The trio of investigations are part of NASA's Convergent Aeronautics Solutions (CAS) project and are expected to take between 24 and to 30 months to complete.
"Our idea is to invest a very modest amount of time and money into new technologies that are ambitious and potentially transformative," said Richard Barhydt, NASA's acting director of the Transformative Aeronautics Concepts Program (TACP). "They may or may not work, but we won't know unless we try."
The studies will explore whether and how it might be possible to:
- Build a path toward safe inclusion and certification of autonomous systems in aviation. Autonomous systems, such as self-driving cars and future UAS, rely on learning algorithms that adapt to new goals and environments. The idea is to develop autonomy-enabling algorithms that lay a foundation for establishing justifiable confidence in machine decisions and, ultimately, lead to certification of autonomous systems.
- Develop new methods and technologies for a remotely-piloted drone to make sure it's "fit to fly" before every single flight. The idea is to verify the aircraft is structurally and mechanically sound, and that all its onboard systems have not been damaged or hacked in some way. If it's not sound, the aircraft will ground itself.
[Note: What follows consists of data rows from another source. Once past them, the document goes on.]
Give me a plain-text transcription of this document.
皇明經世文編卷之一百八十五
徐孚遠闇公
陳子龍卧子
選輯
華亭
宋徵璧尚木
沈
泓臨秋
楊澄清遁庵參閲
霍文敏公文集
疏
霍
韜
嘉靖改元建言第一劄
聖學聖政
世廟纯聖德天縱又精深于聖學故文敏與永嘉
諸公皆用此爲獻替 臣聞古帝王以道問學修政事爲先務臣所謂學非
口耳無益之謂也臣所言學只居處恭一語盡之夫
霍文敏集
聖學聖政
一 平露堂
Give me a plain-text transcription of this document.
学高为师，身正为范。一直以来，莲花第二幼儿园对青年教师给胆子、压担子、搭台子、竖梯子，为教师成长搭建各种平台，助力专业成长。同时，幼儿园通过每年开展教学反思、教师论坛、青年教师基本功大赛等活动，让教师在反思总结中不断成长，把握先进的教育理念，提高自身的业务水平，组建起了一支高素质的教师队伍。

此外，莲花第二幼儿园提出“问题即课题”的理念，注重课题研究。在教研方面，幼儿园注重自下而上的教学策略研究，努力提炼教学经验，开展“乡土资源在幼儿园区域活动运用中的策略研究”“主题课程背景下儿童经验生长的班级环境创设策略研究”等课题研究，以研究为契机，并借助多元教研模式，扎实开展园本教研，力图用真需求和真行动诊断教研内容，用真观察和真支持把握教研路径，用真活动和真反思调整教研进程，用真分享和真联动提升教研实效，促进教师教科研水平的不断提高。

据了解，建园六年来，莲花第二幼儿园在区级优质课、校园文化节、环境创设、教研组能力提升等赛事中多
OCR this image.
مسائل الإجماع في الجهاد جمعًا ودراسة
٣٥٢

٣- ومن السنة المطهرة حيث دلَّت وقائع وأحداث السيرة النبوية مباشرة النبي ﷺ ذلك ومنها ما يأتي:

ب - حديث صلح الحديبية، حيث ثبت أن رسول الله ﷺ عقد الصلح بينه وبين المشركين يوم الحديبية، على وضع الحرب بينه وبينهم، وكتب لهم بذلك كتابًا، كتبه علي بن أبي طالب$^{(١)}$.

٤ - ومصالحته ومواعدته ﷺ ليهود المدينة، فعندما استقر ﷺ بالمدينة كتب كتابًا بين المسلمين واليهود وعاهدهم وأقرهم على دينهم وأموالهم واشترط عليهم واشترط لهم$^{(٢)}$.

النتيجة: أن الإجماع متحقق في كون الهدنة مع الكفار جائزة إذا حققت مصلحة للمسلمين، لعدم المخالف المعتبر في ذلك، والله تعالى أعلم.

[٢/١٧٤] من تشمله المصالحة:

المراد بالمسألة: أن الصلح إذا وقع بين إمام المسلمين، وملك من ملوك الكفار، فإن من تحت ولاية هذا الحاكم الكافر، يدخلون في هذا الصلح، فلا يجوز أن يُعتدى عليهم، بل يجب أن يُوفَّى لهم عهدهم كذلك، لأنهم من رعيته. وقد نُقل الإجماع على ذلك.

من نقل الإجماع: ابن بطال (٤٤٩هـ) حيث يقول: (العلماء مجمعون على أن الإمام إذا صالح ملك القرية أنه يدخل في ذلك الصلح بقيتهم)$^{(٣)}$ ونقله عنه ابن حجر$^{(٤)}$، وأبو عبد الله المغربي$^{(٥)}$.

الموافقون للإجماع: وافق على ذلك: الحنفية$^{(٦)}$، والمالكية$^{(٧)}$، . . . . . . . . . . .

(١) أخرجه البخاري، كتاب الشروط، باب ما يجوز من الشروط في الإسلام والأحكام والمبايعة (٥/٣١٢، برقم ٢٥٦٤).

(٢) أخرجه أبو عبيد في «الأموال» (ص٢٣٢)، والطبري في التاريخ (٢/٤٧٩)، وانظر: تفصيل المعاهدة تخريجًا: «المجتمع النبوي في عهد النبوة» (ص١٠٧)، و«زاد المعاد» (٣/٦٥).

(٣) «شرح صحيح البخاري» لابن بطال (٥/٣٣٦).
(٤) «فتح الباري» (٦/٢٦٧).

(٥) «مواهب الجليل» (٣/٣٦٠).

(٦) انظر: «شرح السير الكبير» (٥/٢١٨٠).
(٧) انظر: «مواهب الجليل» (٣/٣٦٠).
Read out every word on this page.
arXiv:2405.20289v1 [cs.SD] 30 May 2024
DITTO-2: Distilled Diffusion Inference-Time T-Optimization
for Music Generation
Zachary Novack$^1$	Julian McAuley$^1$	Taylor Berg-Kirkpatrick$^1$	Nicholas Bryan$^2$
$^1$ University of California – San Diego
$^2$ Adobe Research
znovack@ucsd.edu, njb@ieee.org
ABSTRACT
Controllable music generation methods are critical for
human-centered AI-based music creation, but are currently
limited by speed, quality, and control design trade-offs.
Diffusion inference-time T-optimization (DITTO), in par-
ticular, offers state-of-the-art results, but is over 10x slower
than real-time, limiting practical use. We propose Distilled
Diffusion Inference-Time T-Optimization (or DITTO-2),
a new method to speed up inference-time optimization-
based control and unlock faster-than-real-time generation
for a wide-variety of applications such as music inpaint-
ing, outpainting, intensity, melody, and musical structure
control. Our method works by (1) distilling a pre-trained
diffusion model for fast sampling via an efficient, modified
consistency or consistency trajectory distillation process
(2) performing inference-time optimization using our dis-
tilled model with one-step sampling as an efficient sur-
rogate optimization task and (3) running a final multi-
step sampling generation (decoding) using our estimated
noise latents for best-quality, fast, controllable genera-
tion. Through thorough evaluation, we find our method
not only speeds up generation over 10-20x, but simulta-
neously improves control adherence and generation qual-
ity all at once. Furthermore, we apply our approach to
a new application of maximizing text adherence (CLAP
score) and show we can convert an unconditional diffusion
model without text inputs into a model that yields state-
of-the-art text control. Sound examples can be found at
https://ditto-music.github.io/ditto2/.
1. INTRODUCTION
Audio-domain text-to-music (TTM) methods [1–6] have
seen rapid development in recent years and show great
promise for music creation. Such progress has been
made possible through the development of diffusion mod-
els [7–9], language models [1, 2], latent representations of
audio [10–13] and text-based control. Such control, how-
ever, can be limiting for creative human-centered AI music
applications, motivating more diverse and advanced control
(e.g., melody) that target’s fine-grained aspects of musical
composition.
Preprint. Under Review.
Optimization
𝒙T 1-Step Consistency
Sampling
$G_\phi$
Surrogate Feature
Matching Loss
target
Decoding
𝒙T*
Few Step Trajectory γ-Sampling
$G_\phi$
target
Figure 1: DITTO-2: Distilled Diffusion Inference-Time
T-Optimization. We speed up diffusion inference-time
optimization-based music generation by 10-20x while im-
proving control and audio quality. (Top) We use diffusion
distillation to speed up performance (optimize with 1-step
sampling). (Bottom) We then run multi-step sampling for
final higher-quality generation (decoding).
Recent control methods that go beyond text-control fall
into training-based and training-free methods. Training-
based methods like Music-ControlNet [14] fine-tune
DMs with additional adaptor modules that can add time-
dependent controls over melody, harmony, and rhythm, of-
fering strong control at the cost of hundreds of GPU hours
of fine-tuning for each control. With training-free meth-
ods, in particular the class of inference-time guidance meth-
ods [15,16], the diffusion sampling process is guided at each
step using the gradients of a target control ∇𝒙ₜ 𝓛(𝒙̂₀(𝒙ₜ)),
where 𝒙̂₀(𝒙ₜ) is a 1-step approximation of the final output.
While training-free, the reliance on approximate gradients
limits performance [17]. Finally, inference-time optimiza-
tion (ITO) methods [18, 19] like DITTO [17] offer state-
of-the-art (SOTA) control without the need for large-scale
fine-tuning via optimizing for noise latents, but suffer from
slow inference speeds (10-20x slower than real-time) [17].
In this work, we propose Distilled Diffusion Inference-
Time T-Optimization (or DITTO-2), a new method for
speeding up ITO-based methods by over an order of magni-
- Use quantum computing and communication technology to build a secure and jam-free network capable of accommodating hundreds of thousands of drones flying each day. Because of the manner in which data is organized and processed, quantum computing enables certain computations and communications to be done much more efficiently than a regular computer. For example, quantum computers may be able to solve certain problems in a few days that would take millions of years on the average computer.
The three studies were selected by a team of NASA aeronautics managers, led by recently retired TACP Director Doug Rohn, who made their decisions after hearing proposals offered by the principal investigators.
To be considered, research teams had to form on their own, represent multidisciplinary talents, and have members from more than one of NASA's aeronautics centers in Virginia, California and Ohio.